Step 7 – Next you will need to bleed any air from the slave cylinder assembly that entered during the replacement or reassembly process. This can be done with a single person brake bleeder kit, or you can utilize a second person to help by pressing the clutch pedal while you open and close the bleeder screw. In the case where you enlist the help of a friend, you will need to add brake fluid to the reservoir prior to starting the bleeding process, and may need to add fluid during the process to prevent air from entering the system.
Step 8 – Once the cylinder is bled completely, tighten the bleeder screw fully and clean the area with a microfiber towel or shop rag to remove any excess brake fluid. Be sure to fill the reservoir back to the full line and replace the cap on the reservoir when done, otherwise you are likely to have a mess on your hands.
Step 9 – With the clutch hydraulic system restored, you can now lower and test drive the vehicle to ensure the system is back to operating normally. You can test shift the transmission while the car is idling before driving it and ensure the feel is restored. As always, start the test drive slowly and easily to verify the clutch system is back to operating 100%. The transmission should be easy to shift between gears without grinding and you should no longer be experiencing any of the aforementioned symptoms of a bad slave cylinder.
Best Clutch Slave Cylinder Brands
When it comes to selecting a replacement clutch slave cylinder for your vehicle, there are many brands out there to select from. To help speed your search, we have provided three brands we highly recommend as we have found them to be of consistently good quality.
Centric Parts has a complete hydraulic component line-up that includes clutch hydraulic replacement parts, brake master cylinders, brake hoses, and caliper repair kits. Their clutch slave cylinders are affordable and popular because they tend to last quite a while. Centric also offers a line of pre-filled clutch hydraulics to reduce issues to make life easier as you can skip the bench bleed. Overall, we think you’ll be happy if you choose a Centric slave cylinder.
Rhinopac is known for building consistent quality products that meet or exceed OEM specifications. Overall their quality is good, and they offer a pre-bled line of clutch hydraulics similar to Centric which means that you can save time and potentially skip the bench bleed step. Overall the prices for their clutch hydraulic components are pretty affordable, and considering that they last, they tend to be a pretty good value.

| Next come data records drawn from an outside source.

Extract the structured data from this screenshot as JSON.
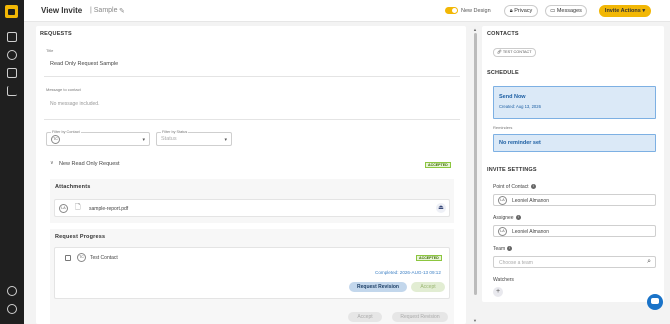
{
  "header": {
    "title": "View Invite",
    "subtitle": "Sample",
    "toggle_label": "New Design",
    "privacy_label": "Privacy",
    "messages_label": "Messages",
    "invite_actions_label": "Invite Actions"
  },
  "requests": {
    "section_title": "REQUESTS",
    "title_label": "Title",
    "title_value": "Read Only Request Sample",
    "message_label": "Message to contact",
    "message_value": "No message included.",
    "filter_contact_label": "Filter by Contact",
    "filter_contact_avatar": "TC",
    "filter_status_label": "Filter by Status",
    "filter_status_placeholder": "Status",
    "request_name": "New Read Only Request",
    "request_status": "ACCEPTED",
    "attachments_title": "Attachments",
    "attachment_avatar": "LA",
    "attachment_filename": "sample-report.pdf",
    "progress_title": "Request Progress",
    "contact_avatar": "TC",
    "contact_name": "Test Contact",
    "contact_status": "ACCEPTED",
    "completed_text": "Completed: 2026-AUG-13 09:12",
    "request_revision_label": "Request Revision",
    "accept_label": "Accept",
    "footer_accept_label": "Accept",
    "footer_revision_label": "Request Revision"
  },
  "contacts": {
    "section_title": "CONTACTS",
    "chip_label": "TEST CONTACT"
  },
  "schedule": {
    "section_title": "SCHEDULE",
    "send_title": "Send Now",
    "send_sub": "Created: Aug 13, 2026",
    "reminders_label": "Reminders",
    "reminder_value": "No reminder set"
  },
  "settings": {
    "section_title": "INVITE SETTINGS",
    "poc_label": "Point of Contact",
    "poc_avatar": "LA",
    "poc_value": "Leoniel Almanon",
    "assignee_label": "Assignee",
    "assignee_avatar": "LA",
    "assignee_value": "Leoniel Almanon",
    "team_label": "Team",
    "team_placeholder": "Choose a team",
    "watchers_label": "Watchers",
    "add_watcher": "+"
  },
  "icons": [
    "logo-icon",
    "inbox-icon",
    "chat-icon",
    "document-icon",
    "chart-icon",
    "settings-icon",
    "help-icon",
    "pencil-icon",
    "lock-icon",
    "chat-bubble-icon",
    "chevron-down-icon",
    "file-icon",
    "download-icon",
    "search-icon",
    "info-icon",
    "link-icon"
  ],
  "colors": {
    "accent": "#f2b705",
    "sidebar": "#1f1f1f",
    "accepted_bg": "#e8f5d6",
    "accepted_border": "#8cc63f",
    "schedule_blue": "#dbe9f7",
    "link_blue": "#1a73c8"
  }
}
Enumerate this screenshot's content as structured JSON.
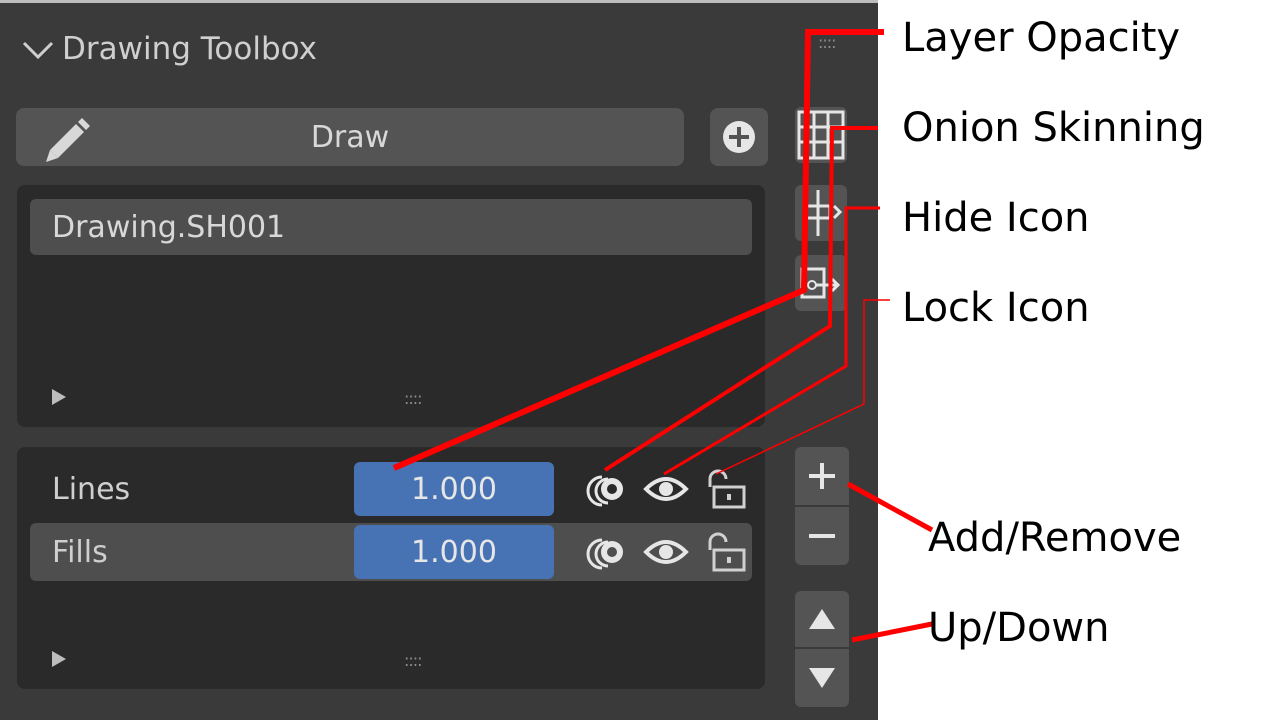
{
  "panel": {
    "header_title": "Drawing Toolbox",
    "tool_label": "Draw",
    "selected_object": "Drawing.SH001",
    "layers": [
      {
        "name": "Lines",
        "opacity": "1.000"
      },
      {
        "name": "Fills",
        "opacity": "1.000"
      }
    ],
    "grip": "::::"
  },
  "annotations": {
    "layer_opacity": "Layer Opacity",
    "onion_skinning": "Onion Skinning",
    "hide_icon": "Hide Icon",
    "lock_icon": "Lock Icon",
    "add_remove": "Add/Remove",
    "up_down": "Up/Down"
  },
  "colors": {
    "panel_bg": "#3a3a3a",
    "button_bg": "#545454",
    "value_field": "#4772b3",
    "annotation_line": "#ff0000"
  }
}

They are also pretty easy to find since they are pretty popular.
Dorman offers a complete line-up for a replacement slave cylinder for your clutch system. They use high-grade materials that meet and exceed OEM spec to increase long-term durability and reduce your chance to need another replacement in the future. This is obviously good for your peace of mind, but it’s also good for your pocketbook as you won’t have to replace a faulty part anytime soon since the quality is high.